Entrevista e texto: Natália Tiezzi

Doces e bolos. Eles fazem parte de dias e comemorações especiais, adoçando os paladares e proporcionando alegrias às pessoas. Mas, a doçura também pode transformar a dor em profissão, assim como aconteceu com a confeiteira Maira Cristina Pedretti de Oliveira.

Há 7 anos, ela teve que aprender a lidar com a perda de uma das pessoas mais especiais de sua vida, o marido. E foi fazendo doces que Maira passou a ‘ocupar a cabeça’, principalmente nas longas noites e madrugadas.

Os doces se tornaram muito mais que uma terapia, mas uma fonte de renda e uma forma de mostrar seus dons na confeitaria, adoçando momentos únicos de muitos clientes e amigos.

Além de doces finos, Maira também faz bolos e, embora seja filha de boleira e neta de cozinheira, disse que aprendeu a arte da confeitaria sozinha, já que sempre gostou de cozinhar. As inspirações para tantas criações de dar água na boca vêm das três filhas, além do marido e do pai, também falecido.

Ao longo da entrevista, Maira contou um pouco de sua rotina, muitas vezes exaustiva, já que preparar doces e bolos não é tarefa fácil: leva tempo, paciência, muito amor e dedicação.

Ela destacou, ainda, momentos marcantes, receitas que não deram certo (porque, sim, elas também ocorrem) e a satisfação em proporcionar alegria e prazer através de afeto e açúcar.

Confira, abaixo, a entrevista na íntegra.

Maira, quando e como você descobriu esse dom e paixão pela confeitaria?

Maira Cristina Pedretti de Oliveira: Comecei a fazer doces em junho de 2014, mesmo ano que perdi meu marido. E foi por esse motivo que iniciei na confeitaria, inicialmente para ajudar na renda familiar. Eu sentia uma solidão noturna imensa, minhas filhas ainda eram muito pequenas. Durante o dia ficava tudo bem, mas as as noites eram doloridas… E fazer os doces ocupava minha cabeça e financeiramente me ajudava a não ter medo do que estava por vir. Após o trabalho, meu corpo ‘entrava em transe’ de tão cansada e eu ‘apagava’.

Para todos os gostos: Os doces fizeram Maira descobrir o dom da confeitaria, mesmo em um momento triste de sua vida

Com quem aprendeu a fazer doces? Você teve alguma inspiração?

Eu sempre gostei de cozinhar, sempre fiz doces para casa, família.
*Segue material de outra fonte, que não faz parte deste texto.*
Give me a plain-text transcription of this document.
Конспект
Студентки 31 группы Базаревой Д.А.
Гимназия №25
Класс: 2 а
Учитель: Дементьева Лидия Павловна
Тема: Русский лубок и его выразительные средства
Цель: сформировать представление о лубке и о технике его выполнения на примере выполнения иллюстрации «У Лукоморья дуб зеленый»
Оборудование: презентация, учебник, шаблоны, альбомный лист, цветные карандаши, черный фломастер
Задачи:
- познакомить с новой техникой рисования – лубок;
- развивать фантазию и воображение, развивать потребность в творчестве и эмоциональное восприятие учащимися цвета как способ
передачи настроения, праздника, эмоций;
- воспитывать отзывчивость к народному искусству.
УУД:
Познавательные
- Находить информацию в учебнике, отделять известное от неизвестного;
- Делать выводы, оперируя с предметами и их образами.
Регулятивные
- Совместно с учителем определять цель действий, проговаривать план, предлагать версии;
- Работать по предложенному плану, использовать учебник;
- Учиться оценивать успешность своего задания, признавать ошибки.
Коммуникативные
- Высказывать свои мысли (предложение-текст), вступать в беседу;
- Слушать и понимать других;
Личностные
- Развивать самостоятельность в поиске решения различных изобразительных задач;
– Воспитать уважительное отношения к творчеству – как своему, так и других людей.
Minha mãe é boleira e minha avó paterna, que me criou, foi uma grande cozinheira. Aprendi sozinha no início, sem curso, sem referências. Fui mesmo pela intuição e como consumidora do que eu gostava de comer! Vendia muito no começo e acho que os amigos compravam para me ajudar e foram gostando. Já os bolos surgiram um pouco depois dos doces.

Qual foi o primeiro doce que fez? E para quem foi a encomenda?

Os primeiros doces foram bombons de leite ninho, com uma variedade de recheios. A primeira venda foi uma bolota de leite ninho para uma amiga/vizinha (risos)!

E qual é o doce que lhe dá mais prazer em fazer? E o bolo mais pedido?

O doce que tenho maior segurança são os bombons de leite ninho recheados, uma infinidade de sabor e tenho uma habilidade incrível com a massa e decoração. O bolo, com toda certeza, é o que tem maior saída é o de massa folhada com doce de leite.

Um dos bolos mais pedidos é o de massa folhada com doce de leite, uma verdadeira iguaria, que se tornou marca registrada de Maira

Você sente dificuldade em fazer algum doce? Alguma receita já deu errado e você teve que refazer?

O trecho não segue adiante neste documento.